God bless you, Mr. President, for asking God to bless all
God bless President Bush for not saying "God bless America." He ended his State of the Union address with a simple "God bless." He said the same thing the next day at a speech in Delaware. Earlier in January, he gave the same ending to troops at ...
God bless President Bush for not saying "God bless America."
He ended his State of the Union address with a simple "God bless." He said the same thing the next day at a speech in Delaware.
Earlier in January, he gave the same ending to troops at Fort Benning. When he told the nation why he was sending 20,000 more troops to Iraq, he did not even say "God bless." He said, "We go forward with trust that the Author of Liberty will guide us through these trying hours. Thank you and good night."
Why, as of this writing, Bush has gone 26 days without ending a speech or appearance with "God bless America." The closest he came to divine politics and nationalism in that time period was in his Roe v. Wade anniversary telephone greetings from Camp David to abortion opponents on the Washington Mall. Bush said, "I ask for God's blessings on your work, and that God continue to bless our country."
The last time he actually issued the stock phrase, at least according to online White House transcripts, was in his New Year's greeting where he and Laura Bush closed with: "May God bless you, may God bless our troops and their families, and may God bless America."
It is enough to borrow from Michael Moore and ask, "Dubya, Where's my country?"
An attempt Thursday to ask that question to the White House press office was not met with an official answer. But we need not wait to compliment the president on his blessed omission.
Bush has periodically said just "God bless" throughout his presidency. But this recent pattern is a long way away from 2003, when Bush said at the end of his"Saddam-has-48-hours-to-get-out-of-town" speech, "May God continue to bless America." It is a long way from his announcement of his immoral invasion of Iraq under false pretenses of imminent danger that ended, "May God bless our country and all who defend her."
It is light years from the concentrated dose of Amerocentric utterances in the first weeks of the invasion, when Bush closed appearances at MacDill Air Force Base, the White House, the Pentagon and the Port of Philadelphia with variations of God bless America or our troops. The most God-awful moment was his speech at Chicago's O'Hare Airport shortly after Sept. 11, 2001.
Nauseatingly symbolic of the relatively painless war his administration promised for nonfighting Americans, Bush told us that we could show our patriotism by getting on an airplane to "fly and enjoy America's great destination spots. Get down to Disney World in Florida. Take your families and enjoy life, the way we want it to be enjoyed." He dispensed with the polite "may" and bluntly declared, "God bless America." To this day Bush has not asked for any significant sacrifice from U.S. civilians even as more than 34,000 Iraqi civilians died last year in the aftershock of our botched invasion.
For the Bush presidency, divinity has been too close to political design. Former Attorney General John Ashcroft quoted the Bible in depicting the war on terrorism as a "defense of our freedom in the most profound sense.
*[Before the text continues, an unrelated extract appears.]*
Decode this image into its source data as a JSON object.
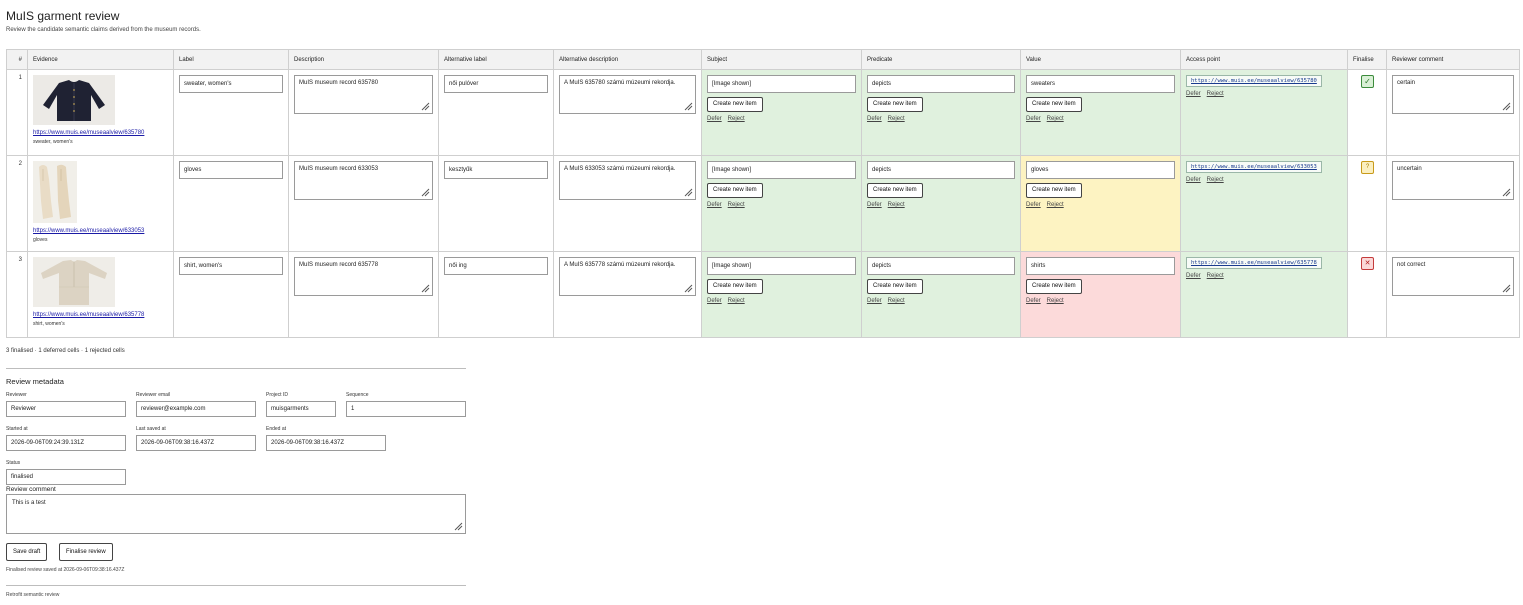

It is the defense of our right to make moral choices, to seek fellowship with God." Bush talked out of both sides of his mouth to the Washington Post's Bob Woodward, claiming that he would not justify a war based on God but that he prayed to be "as good a messenger of his will as possible."
Perhaps the messenger, in the privacy of his soul, questions whether Thy will was done. Six years of asking God to bless America while cursing global cooperation has created more hell than heaven. Just maybe, Bush, seeing his party humbled in the November elections, has decided to take on a more humble approach in general.
War aside, asking for blessing for merely one's own country becomes more anachronistic with each computer service call we make to India; with each Japanese car factory in mid-America; with every sneaker made in China, Vietnam and Indonesia; and of course, with every barrel of oil we import from undemocratic or barely democratic nations in the Middle East and Africa. Whether he meant it or not, Bush is headed in the right direction on publicly asking for God's blessing. America under his watch had been giving a bad name to God.
Derrick Jackson is a columnist for the Boston Globe.